School of Public Health; University of California; Berkeley, CA USA.
Epigenetics. 2013 Nov;8(11):1141-52. doi: 10.4161/epi.26037. Epub 2013 Aug 19.
Analysis of epigenetic mechanisms, particularly DNA methylation, is of increasing interest for epidemiologic studies examining disease etiology and impacts of environmental exposures.

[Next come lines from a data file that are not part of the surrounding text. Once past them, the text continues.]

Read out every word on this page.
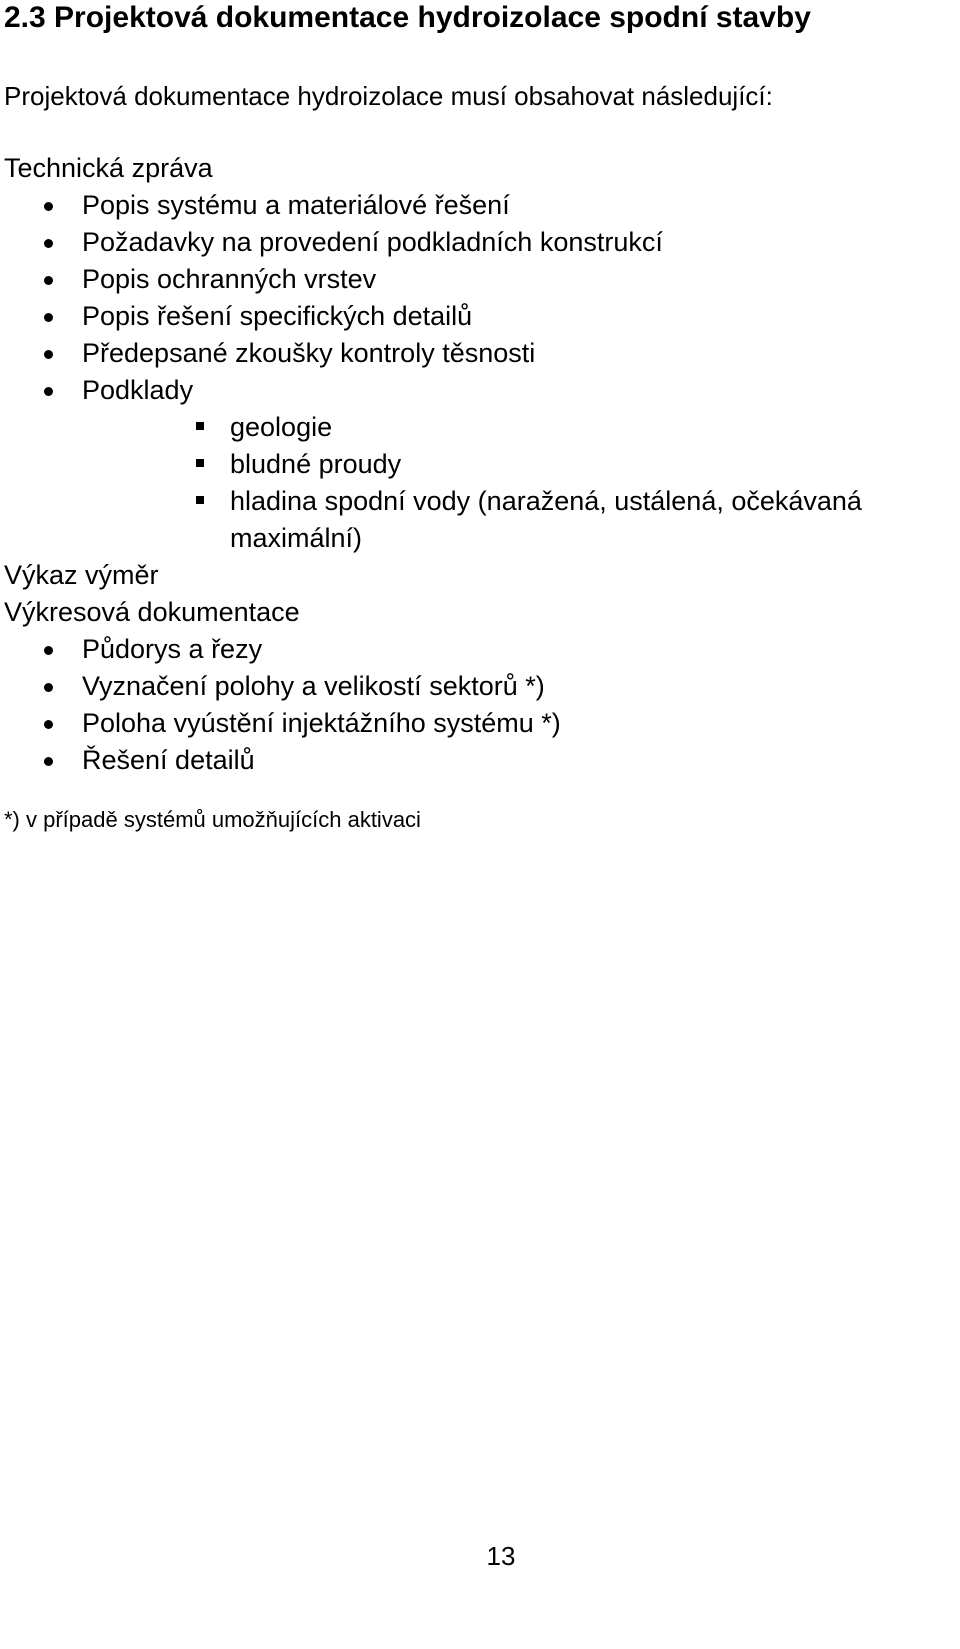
2.3 Projektová dokumentace hydroizolace spodní stavby
Projektová dokumentace hydroizolace musí obsahovat následující:
Technická zpráva
Popis systému a materiálové řešení
Požadavky na provedení podkladních konstrukcí
Popis ochranných vrstev
Popis řešení specifických detailů
Předepsané zkoušky kontroly těsnosti
Podklady
geologie
bludné proudy
hladina spodní vody (naražená, ustálená, očekávaná
maximální)
Výkaz výměr
Výkresová dokumentace
Půdorys a řezy
Vyznačení polohy a velikostí sektorů *)
Poloha vyústění injektážního systému *)
Řešení detailů
*) v případě systémů umožňujících aktivaci
13
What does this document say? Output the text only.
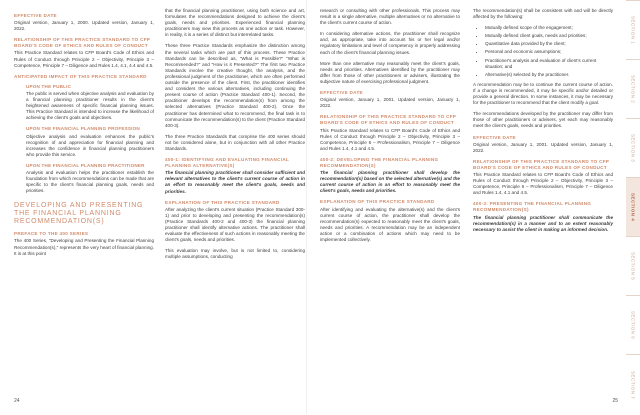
EFFECTIVE DATE
Original version, January 1, 2000. Updated version, January 1, 2022.
RELATIONSHIP OF THIS PRACTICE STANDARD TO CFP BOARD'S CODE OF ETHICS AND RULES OF CONDUCT
This Practice Standard relates to CFP Board's Code of Ethics and Rules of Conduct through Principle 2 – Objectivity, Principle 3 – Competence, Principle 7 – Diligence and Rules 1.4, 4.1, 4.4 and 4.5.
ANTICIPATED IMPACT OF THIS PRACTICE STANDARD
UPON THE PUBLIC
The public is served when objective analysis and evaluation by a financial planning practitioner results in the client's heightened awareness of specific financial planning issues. This Practice Standard is intended to increase the likelihood of achieving the client's goals and objectives.
UPON THE FINANCIAL PLANNING PROFESSION
Objective analysis and evaluation enhances the public's recognition of and appreciation for financial planning and increases the confidence in financial planning practitioners who provide this service.
UPON THE FINANCIAL PLANNING PRACTITIONER
Analysis and evaluation helps the practitioner establish the foundation from which recommendations can be made that are specific to the client's financial planning goals, needs and priorities.
DEVELOPING AND PRESENTING THE FINANCIAL PLANNING RECOMMENDATION(S)
PREFACE TO THE 400 SERIES
The 400 Series, "Developing and Presenting the Financial Planning Recommendation(s)," represents the very heart of financial planning. It is at this point
that the financial planning practitioner, using both science and art, formulates the recommendations designed to achieve the client's goals, needs and priorities. Experienced financial planning practitioners may view this process as one action or task. However, in reality, it is a series of distinct but interrelated tasks.
These three Practice Standards emphasize the distinction among the several tasks which are part of this process. These Practice Standards can be described as, "What is Possible?" "What is Recommended?" and "How is it Presented?" The first two Practice Standards involve the creative thought, the analysis, and the professional judgment of the practitioner, which are often performed outside the presence of the client. First, the practitioner identifies and considers the various alternatives, including continuing the present course of action (Practice Standard 400-1). Second, the practitioner develops the recommendation(s) from among the selected alternatives (Practice Standard 400-2). Once the practitioner has determined what to recommend, the final task is to communicate the recommendation(s) to the client (Practice Standard 400-3).
The three Practice Standards that comprise the 400 series should not be considered alone, but in conjunction with all other Practice Standards.
400-1: IDENTIFYING AND EVALUATING FINANCIAL PLANNING ALTERNATIVE(S)
The financial planning practitioner shall consider sufficient and relevant alternatives to the client's current course of action in an effort to reasonably meet the client's goals, needs and priorities.
EXPLANATION OF THIS PRACTICE STANDARD
After analyzing the client's current situation (Practice Standard 300-1) and prior to developing and presenting the recommendation(s) (Practice Standards 400-2 and 400-3) the financial planning practitioner shall identify alternative actions. The practitioner shall evaluate the effectiveness of such actions in reasonably meeting the client's goals, needs and priorities.
This evaluation may involve, but is not limited to, considering multiple assumptions, conducting
research or consulting with other professionals. This process may result in a single alternative, multiple alternatives or no alternative to the client's current course of action.
In considering alternative actions, the practitioner shall recognize and, as appropriate, take into account his or her legal and/or regulatory limitations and level of competency in properly addressing each of the client's financial planning issues.
More than one alternative may reasonably meet the client's goals, needs and priorities. Alternatives identified by the practitioner may differ from those of other practitioners or advisers, illustrating the subjective nature of exercising professional judgment.
EFFECTIVE DATE
Original version, January 1, 2001. Updated version, January 1, 2022.
RELATIONSHIP OF THIS PRACTICE STANDARD TO CFP BOARD'S CODE OF ETHICS AND RULES OF CONDUCT
This Practice Standard relates to CFP Board's Code of Ethics and Rules of Conduct through Principle 2 – Objectivity, Principle 3 – Competence, Principle 6 – Professionalism, Principle 7 – Diligence and Rules 1.4, 4.1 and 4.5.
400-2: DEVELOPING THE FINANCIAL PLANNING RECOMMENDATION(S)
The financial planning practitioner shall develop the recommendation(s) based on the selected alternative(s) and the current course of action in an effort to reasonably meet the client's goals, needs and priorities.
EXPLANATION OF THIS PRACTICE STANDARD
After identifying and evaluating the alternative(s) and the client's current course of action, the practitioner shall develop the recommendation(s) expected to reasonably meet the client's goals, needs and priorities. A recommendation may be an independent action or a combination of actions which may need to be implemented collectively.
The recommendation(s) shall be consistent with and will be directly affected by the following:
• Mutually defined scope of the engagement;
• Mutually defined client goals, needs and priorities;
• Quantitative data provided by the client;
• Personal and economic assumptions;
• Practitioner's analysis and evaluation of client's current situation; and
• Alternative(s) selected by the practitioner.
A recommendation may be to continue the current course of action. If a change is recommended, it may be specific and/or detailed or provide a general direction. In some instances, it may be necessary for the practitioner to recommend that the client modify a goal.
The recommendations developed by the practitioner may differ from those of other practitioners or advisers, yet each may reasonably meet the client's goals, needs and priorities.
EFFECTIVE DATE
Original version, January 1, 2001. Updated version, January 1, 2022.
RELATIONSHIP OF THIS PRACTICE STANDARD TO CFP BOARD'S CODE OF ETHICS AND RULES OF CONDUCT
This Practice Standard relates to CFP Board's Code of Ethics and Rules of Conduct through Principle 2 – Objectivity, Principle 3 – Competence, Principle 6 – Professionalism, Principle 7 – Diligence and Rules 1.4, 4.1 and 4.5.
400-3: PRESENTING THE FINANCIAL PLANNING RECOMMENDATION(S)
The financial planning practitioner shall communicate the recommendation(s) in a manner and to an extent reasonably necessary to assist the client in making an informed decision.
24	25
SECTION 1
SECTION 2
SECTION 3
SECTION 4
SECTION 5
SECTION 6
SECTION 7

The Infinium HumanMethylation450 BeadChip(®) (450K), which interrogates over 480,000 CpG sites and is relatively cost effective, has become a popular tool to characterize the DNA methylome. For large-scale studies, minimizing technical variability and potential bias is paramount. The goal of this paper was to evaluate the performance of several existing and novel color channel normalizations designed to reduce technical variability and batch effects in 450K analysis from a large population study. Comparative assessment of 10 normalization procedures included the GenomeStudio(®) Illumina procedure, the lumi smooth quantile approach, and the newly proposed All Sample Mean Normalization (ASMN). We also examined the performance of normalizations in combination with correction for the two types of Infinium chemistry utilized on the 450K array. We observed that the performance of the GenomeStudio(®) normalization procedure was highly variable and dependent on the quality of the first sample analyzed in an experiment, which is used as a reference in this procedure. While the lumi normalization was able to decrease batch variability, it increased variation among technical replicates, potentially reducing biologically meaningful findings. The proposed ASMN procedure performed consistently well, both at reducing batch effects and improving replicate comparability. In summary, the ASMN procedure can improve existing color channel normalization, especially for large epidemiologic studies, and can be successfully implemented to enhance a 450K DNA methylation data pipeline.
分析表观遗传机制,特别是 DNA 甲基化,对于研究疾病病因和环境暴露影响的流行病学研究越来越重要。Infinium HumanMethylation450 BeadChip(®)(450K),它可以检测超过 480,000 个 CpG 位点,且相对具有成本效益,已成为一种研究 DNA 甲基化组的常用工具。对于大规模研究,最大限度地减少技术变异性和潜在偏差至关重要。本文的目的是评估几种现有和新颖的颜色通道归一化方法的性能,这些方法旨在减少大规模人群研究中 450K 分析中的技术变异性和批次效应。对 10 种归一化程序的比较评估包括 GenomeStudio(®)Illumina 程序、lumi smooth quantile 方法和新提出的所有样本均值归一化 (ASMN)。我们还研究了在与 450K 阵列上使用的两种类型的 Infinium 化学进行校正相结合的情况下,归一化的性能。我们观察到,GenomeStudio(®)归一化程序的性能高度可变,且取决于实验中分析的第一个样本的质量,该样本在该程序中用作参考。虽然 lumi 归一化能够减少批次变异性,但它增加了技术重复之间的差异,可能会减少有意义的生物学发现。所提出的 ASMN 程序表现一致良好,既能减少批次效应,又能提高重复可比性。总之,ASMN 程序可以改进现有的颜色通道归一化,特别是对于大型流行病学研究,并可以成功实施以增强 450K DNA 甲基化数据管道。